On 4/21/07, Joaquin Bustelo <jbustelo@xxxxxxxxxxxxx> wrote:

So the U.S. is part of the "industrialized" world, yet China is not? Brazil
is not?

And how many "industrial" and "factory workers" are left in the United
States?

Full:
<http://www.conference-board.org/utilities/pressDetail.cfm?press_ID=2432>:

China Losing More Manufacturing Jobs Than U.S. but Adding Service Jobs
at a Rapid Pace

July 8, 2004

China is losing more manufacturing jobs than the United States. For
the entire economy between 1995 and 2002, China lost 15 million
manufacturing jobs, compared with 2 million in the U.S., The
Conference Board reports in a study released today.

"As its manufacturing productivity accelerates, China is losing jobs
in manufacturing – many more than the United States is – and gaining
them in services, a pattern that has been playing out in the developed
world for many years," concludes The Conference Board study.

[...]

China is rapidly losing manufacturing jobs in the same industries
where the U.S. and other major countries have seen jobs disappear,
such as textiles.

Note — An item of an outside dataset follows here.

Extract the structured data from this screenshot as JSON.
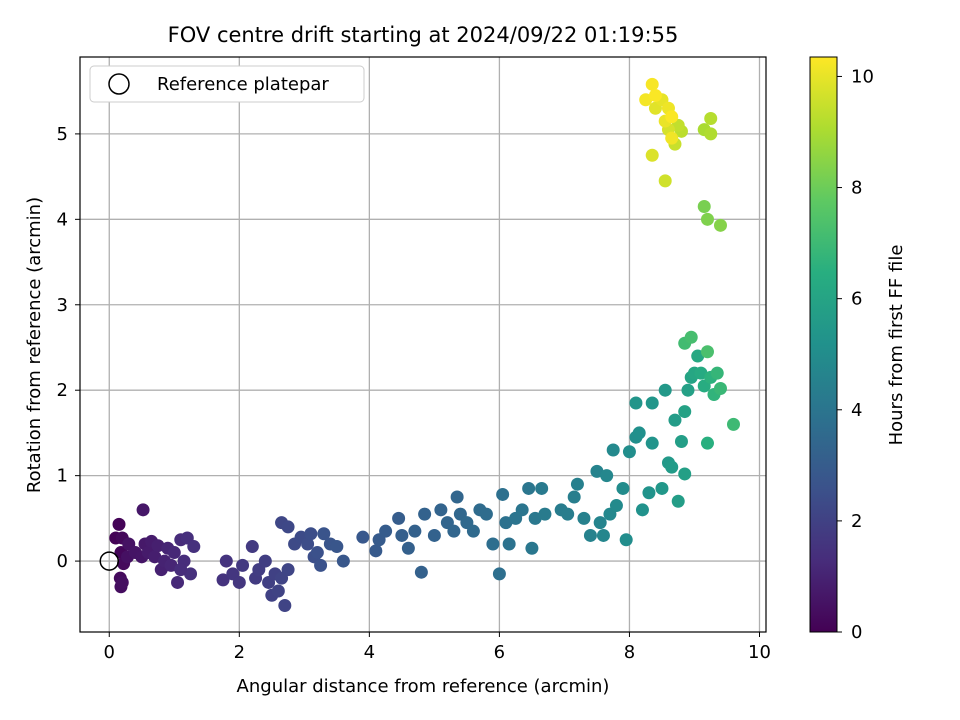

Matthew Spiegelman, Economist at The Conference
Board and co-author of the study, notes: "The U.S. lost 202,000
textile jobs between 1995 and 2002, a tremendous decline by any
measure. But China lost far more jobs in this sector –1.8 million. All
told, 26 of China's 38 major industries registered job losses between
1995 and 2002."


China's Industrial Productivity Rises

China's industrial labor productivity growth exploded at a 17% annual
rate between 1995 and 2002. As in the more developed countries, this
rise in productivity comes from improved technologies and the
reallocation of resources from lower to higher value activities.

[...]


Other Key Findings:

The impact of job losses has been widespread across the industrial
sector. In addition to the losses in textile manufacturing, industries
with the highest job losses included steel processing (557,000),
machinery (588,000), and non-metal mineral products (429,000).
This pattern of job loss is repeated across the manufacturing sector.
The only three manufacturing industries showing any substantial job
gains in China are electronics and telecommunications (374,000),
garments (160,000), and leathers and furs (129,000). Most of these
positions were in firms involving some kind of foreign ownership.
The pace of downsizing has been extremely fast at state-owned
enterprises, in particular, with over 12 million jobs lost between
1995 and 2002 in the industrial sector alone. While the upsizing of
private sector enterprises was substantial – almost 9 million new jobs
– the net loss in jobs in China's industrial sector was still over 4
million jobs. While there has been much discussion about offshoring
high-wage jobs from the U.S. to low-wage countries like China, the
loss of large numbers of manufacturing jobs is actually occurring in
both countries simultaneously

.Source: China's Experience with Productivity and Jobs:Benefits and
Costs of Change Report R-1352, The Conference Board.